Graduate Institute of Physiology, College of Medicine, National Taiwan University, Taipei 100, Taiwan.
School of Pharmacy, College of Medicine, National Taiwan University, Taipei 100, Taiwan.
Cell Rep. 2021 Apr 13;35(2):108972. doi: 10.1016/j.celrep.2021.108972.

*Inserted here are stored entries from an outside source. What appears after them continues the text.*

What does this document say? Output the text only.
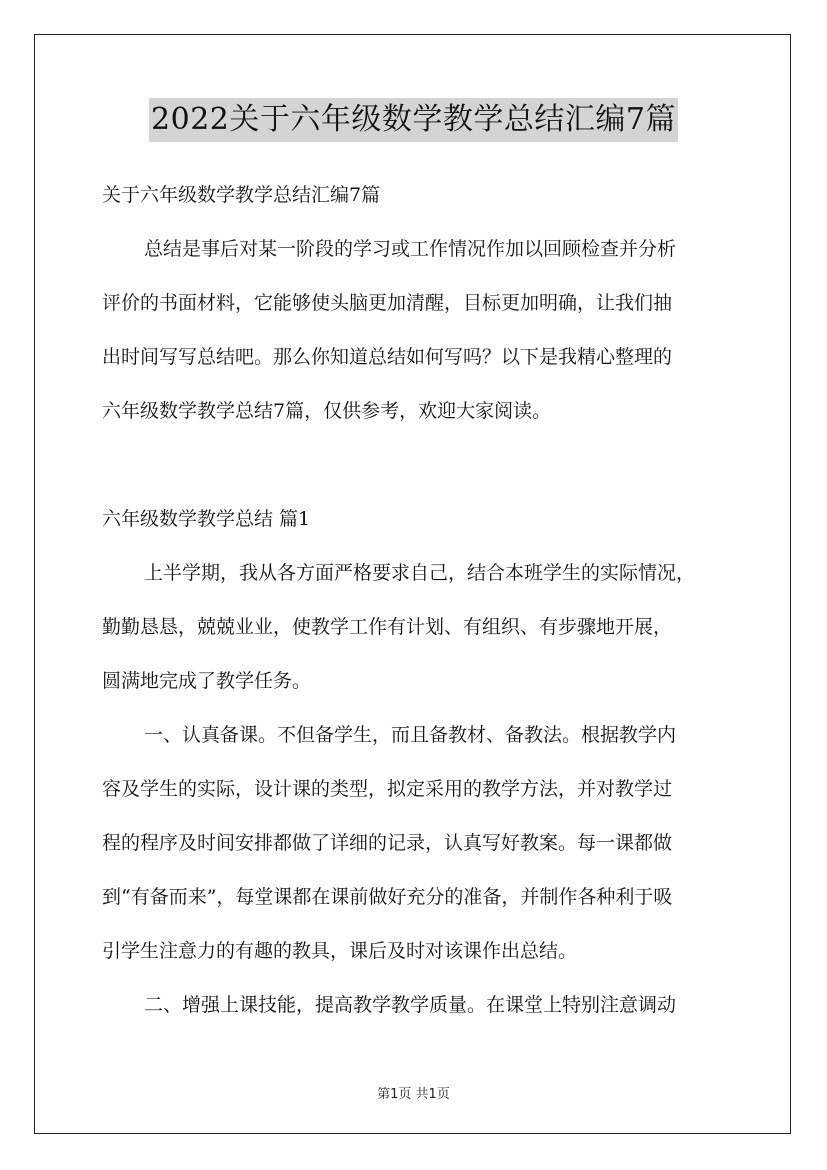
2022关于六年级数学教学总结汇编7篇
关于六年级数学教学总结汇编7篇
总结是事后对某一阶段的学习或工作情况作加以回顾检查并分析
评价的书面材料，它能够使头脑更加清醒，目标更加明确，让我们抽
出时间写写总结吧。那么你知道总结如何写吗？以下是我精心整理的
六年级数学教学总结7篇，仅供参考，欢迎大家阅读。
六年级数学教学总结 篇1
上半学期，我从各方面严格要求自己，结合本班学生的实际情况，
勤勤恳恳，兢兢业业，使教学工作有计划、有组织、有步骤地开展，
圆满地完成了教学任务。
一、认真备课。不但备学生，而且备教材、备教法。根据教学内
容及学生的实际，设计课的类型，拟定采用的教学方法，并对教学过
程的程序及时间安排都做了详细的记录，认真写好教案。每一课都做
到“有备而来”，每堂课都在课前做好充分的准备，并制作各种利于吸
引学生注意力的有趣的教具，课后及时对该课作出总结。
二、增强上课技能，提高教学教学质量。在课堂上特别注意调动
第1页 共1页
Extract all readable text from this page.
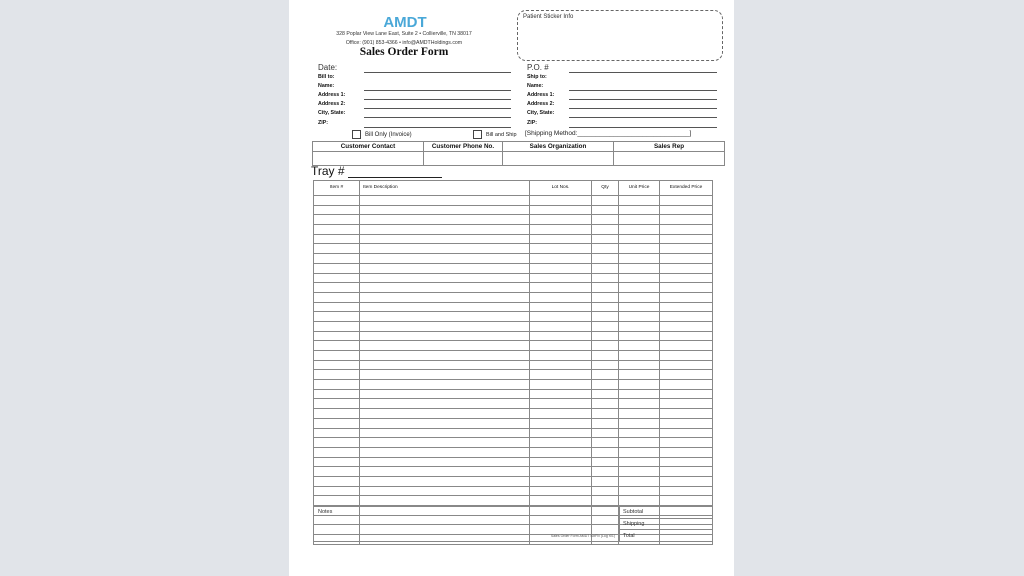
AMDT
328 Poplar View Lane East, Suite 2 • Collierville, TN 38017
Office: (901) 853-4366 • info@AMDTHoldings.com
Sales Order Form
Patient Sticker Info
Date:
Bill to:
Name:
Address 1:
Address 2:
City, State:
ZIP:
P.O. #
Ship to:
Name:
Address 1:
Address 2:
City, State:
ZIP:
Bill Only (Invoice)	Bill and Ship [Shipping Method:_______________________________]
Customer Contact	Customer Phone No.	Sales Organization	Sales Rep

Tray #
Item #	Item Description	Lot Nos.	Qty	Unit Price	Extended Price

Notes
Sales Order Form AMDT SixFix (Log r01)
Subtotal	
Shipping	
Total	
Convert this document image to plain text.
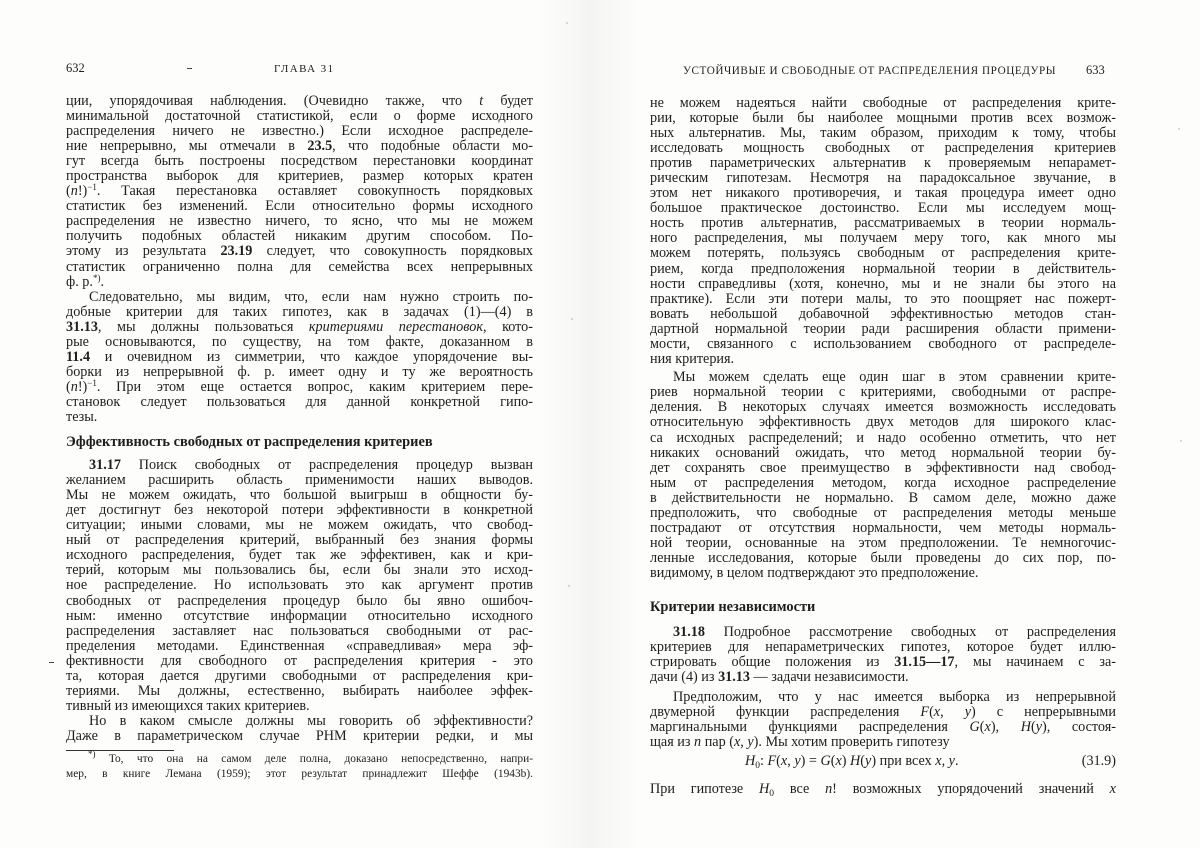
632	ГЛАВА 31	УСТОЙЧИВЫЕ И СВОБОДНЫЕ ОТ РАСПРЕДЕЛЕНИЯ ПРОЦЕДУРЫ 633
ции, упорядочивая наблюдения. (Очевидно также, что t будет
минимальной достаточной статистикой, если о форме исходного
распределения ничего не известно.) Если исходное распределе-
ние непрерывно, мы отмечали в 23.5, что подобные области мо-
гут всегда быть построены посредством перестановки координат
пространства выборок для критериев, размер которых кратен
$(n!)^{-1}$. Такая перестановка оставляет совокупность порядковых
статистик без изменений. Если относительно формы исходного
распределения не известно ничего, то ясно, что мы не можем
получить подобных областей никаким другим способом. По-
этому из результата 23.19 следует, что совокупность порядковых
статистик ограниченно полна для семейства всех непрерывных
ф. р.*).
Следовательно, мы видим, что, если нам нужно строить по-
добные критерии для таких гипотез, как в задачах (1)—(4) в
31.13, мы должны пользоваться критериями перестановок, кото-
рые основываются, по существу, на том факте, доказанном в
11.4 и очевидном из симметрии, что каждое упорядочение вы-
борки из непрерывной ф. р. имеет одну и ту же вероятность
$(n!)^{-1}$. При этом еще остается вопрос, каким критерием пере-
становок следует пользоваться для данной конкретной гипо-
тезы.
Эффективность свободных от распределения критериев
31.17 Поиск свободных от распределения процедур вызван
желанием расширить область применимости наших выводов.
Мы не можем ожидать, что большой выигрыш в общности бу-
дет достигнут без некоторой потери эффективности в конкретной
ситуации; иными словами, мы не можем ожидать, что свобод-
ный от распределения критерий, выбранный без знания формы
исходного распределения, будет так же эффективен, как и кри-
терий, которым мы пользовались бы, если бы знали это исход-
ное распределение. Но использовать это как аргумент против
свободных от распределения процедур было бы явно ошибоч-
ным: именно отсутствие информации относительно исходного
распределения заставляет нас пользоваться свободными от рас-
пределения методами. Единственная «справедливая» мера эф-
фективности для свободного от распределения критерия - это
та, которая дается другими свободными от распределения кри-
териями. Мы должны, естественно, выбирать наиболее эффек-
тивный из имеющихся таких критериев.
Но в каком смысле должны мы говорить об эффективности?
Даже в параметрическом случае РНМ критерии редки, и мы
не можем надеяться найти свободные от распределения крите-
рии, которые были бы наиболее мощными против всех возмож-
ных альтернатив. Мы, таким образом, приходим к тому, чтобы
исследовать мощность свободных от распределения критериев
против параметрических альтернатив к проверяемым непарамет-
рическим гипотезам. Несмотря на парадоксальное звучание, в
этом нет никакого противоречия, и такая процедура имеет одно
большое практическое достоинство. Если мы исследуем мощ-
ность против альтернатив, рассматриваемых в теории нормаль-
ного распределения, мы получаем меру того, как много мы
можем потерять, пользуясь свободным от распределения крите-
рием, когда предположения нормальной теории в действитель-
ности справедливы (хотя, конечно, мы и не знали бы этого на
практике). Если эти потери малы, то это поощряет нас пожерт-
вовать небольшой добавочной эффективностью методов стан-
дартной нормальной теории ради расширения области примени-
мости, связанного с использованием свободного от распределе-
ния критерия.
Мы можем сделать еще один шаг в этом сравнении крите-
риев нормальной теории с критериями, свободными от распре-
деления. В некоторых случаях имеется возможность исследовать
относительную эффективность двух методов для широкого клас-
са исходных распределений; и надо особенно отметить, что нет
никаких оснований ожидать, что метод нормальной теории бу-
дет сохранять свое преимущество в эффективности над свобод-
ным от распределения методом, когда исходное распределение
в действительности не нормально. В самом деле, можно даже
предположить, что свободные от распределения методы меньше
пострадают от отсутствия нормальности, чем методы нормаль-
ной теории, основанные на этом предположении. Те немногочис-
ленные исследования, которые были проведены до сих пор, по-
видимому, в целом подтверждают это предположение.
Критерии независимости
31.18 Подробное рассмотрение свободных от распределения
критериев для непараметрических гипотез, которое будет иллю-
стрировать общие положения из 31.15—17, мы начинаем с за-
дачи (4) из 31.13 — задачи независимости.
Предположим, что у нас имеется выборка из непрерывной
двумерной функции распределения F(x, y) с непрерывными
маргинальными функциями распределения G(x), H(y), состоя-
щая из n пар (x, y). Мы хотим проверить гипотезу
$H_0$: F(x, y) = G(x) H(y) при всех x, y.	(31.9)
При гипотезе $H_0$ все n! возможных упорядочений значений x
*) То, что она на самом деле полна, доказано непосредственно, напри-
мер, в книге Лемана (1959); этот результат принадлежит Шеффе (1943b).
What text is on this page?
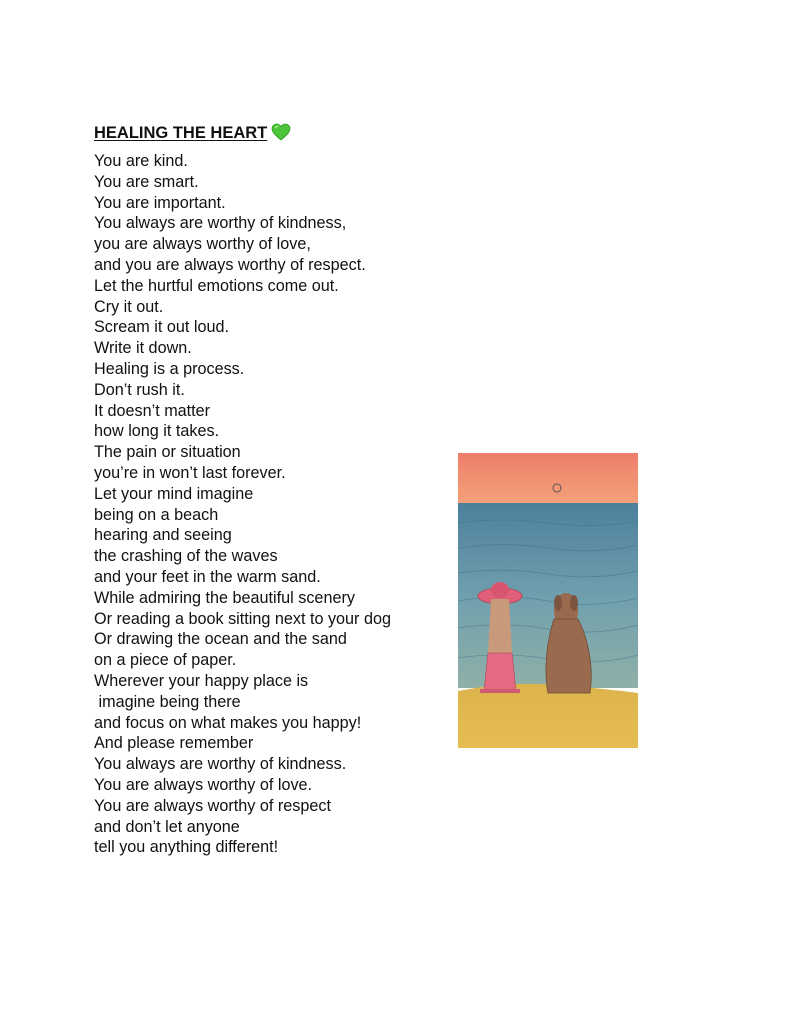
HEALING THE HEART
You are kind.
You are smart.
You are important.
You always are worthy of kindness,
you are always worthy of love,
and you are always worthy of respect.
Let the hurtful emotions come out.
Cry it out.
Scream it out loud.
Write it down.
Healing is a process.
Don’t rush it.
It doesn’t matter
how long it takes.
The pain or situation
you’re in won’t last forever.
Let your mind imagine
being on a beach
hearing and seeing
the crashing of the waves
and your feet in the warm sand.
While admiring the beautiful scenery
Or reading a book sitting next to your dog
Or drawing the ocean and the sand
on a piece of paper.
Wherever your happy place is
imagine being there
and focus on what makes you happy!
And please remember
You always are worthy of kindness.
You are always worthy of love.
You are always worthy of respect
and don’t let anyone
tell you anything different!
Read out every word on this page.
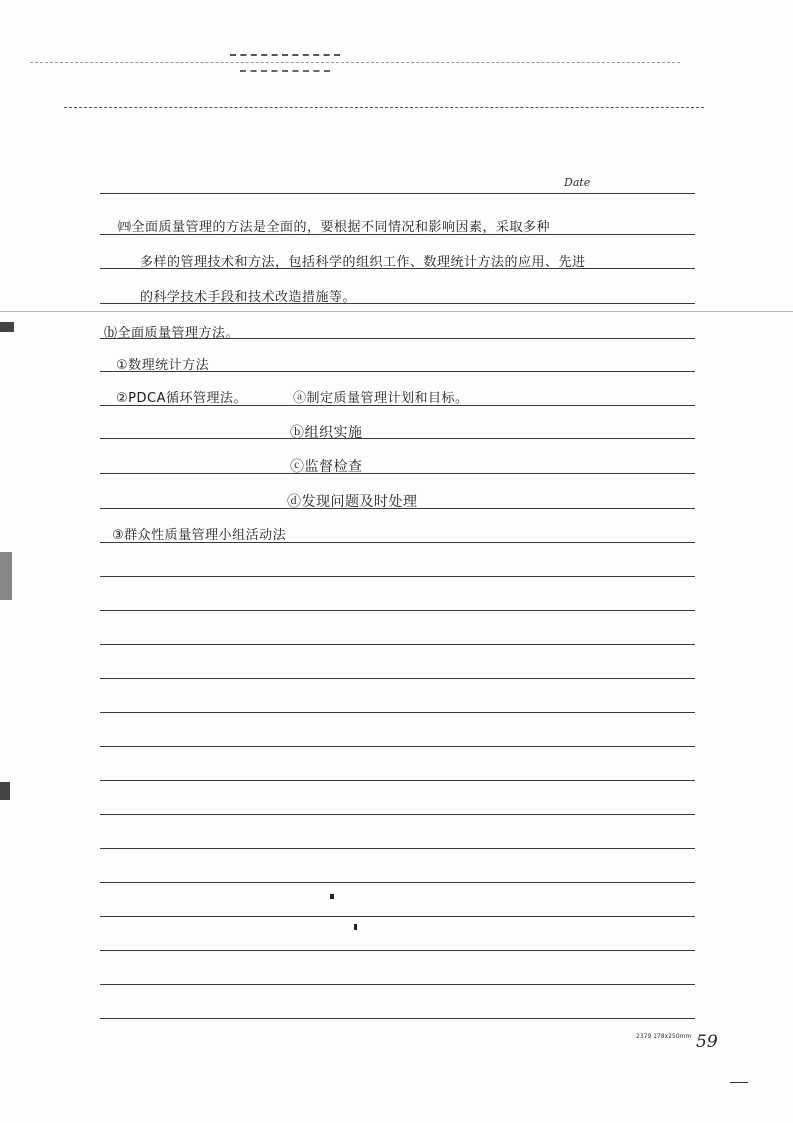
Date
㈣全面质量管理的方法是全面的，要根据不同情况和影响因素，采取多种
多样的管理技术和方法，包括科学的组织工作、数理统计方法的应用、先进
的科学技术手段和技术改造措施等。
⒝全面质量管理方法。
①数理统计方法
②PDCA循环管理法。	ⓐ制定质量管理计划和目标。
ⓑ组织实施
ⓒ监督检查
ⓓ发现问题及时处理
③群众性质量管理小组活动法
2379 178x250mm 59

Disruption of sphingolipid homeostasis is known to cause neurological disorders, but the mechanisms by which specific sphingolipid species modulate pathogenesis remain unclear. The last step of de novo sphingolipid synthesis is the conversion of dihydroceramide to ceramide by dihydroceramide desaturase (human DEGS1; Drosophila Ifc). Loss of ifc leads to dihydroceramide accumulation, oxidative stress, and photoreceptor degeneration, whereas human DEGS1 variants are associated with leukodystrophy and neuropathy. In this work, we demonstrate that DEGS1/ifc regulates Rac1 compartmentalization in neuronal cells and that dihydroceramide alters the association of active Rac1 with organelle-mimicking membranes. We further identify the Rac1-NADPH oxidase (NOX) complex as the major cause of reactive oxygen species (ROS) accumulation in ifc-knockout (ifc-KO) photoreceptors and in SH-SY5Y cells with the leukodystrophy-associated DEGS1 variant. Suppression of Rac1-NOX activity rescues degeneration of ifc-KO photoreceptors and ameliorates oxidative stress in DEGS1-carrying cells. Therefore, we conclude that DEGS1/ifc deficiency causes dihydroceramide accumulation, resulting in Rac1 mislocalization and NOX-dependent neurodegeneration.
鞘脂代谢平衡的破坏已知会导致神经紊乱,但特定鞘脂种类调节发病机制的机制仍不清楚。从头合成鞘脂的最后一步是二氢神经酰胺去饱和酶(人类 DEGS1;果蝇 Ifc)将二氢神经酰胺转化为神经酰胺。Ifc 的缺失导致二氢神经酰胺积累、氧化应激和光感受器变性,而人类 DEGS1 变体与白质营养不良和神经病有关。在这项工作中,我们证明了 DEGS1/ifc 在神经元细胞中调节 Rac1 的区室化,并且二氢神经酰胺改变了活性 Rac1 与细胞器模拟膜的结合。我们进一步将 Rac1-NADPH 氧化酶 (NOX) 复合物鉴定为 ifc 敲除 (ifc-KO) 光感受器和携带白质营养不良相关 DEGS1 变体的 SH-SY5Y 细胞中活性氧 (ROS) 积累的主要原因。抑制 Rac1-NOX 活性可挽救 ifc-KO 光感受器的变性,并改善携带 DEGS1 的细胞中的氧化应激。因此,我们得出结论,DEGS1/ifc 的缺乏导致二氢神经酰胺的积累,从而导致 Rac1 的定位错误和依赖 NOX 的神经退行性变。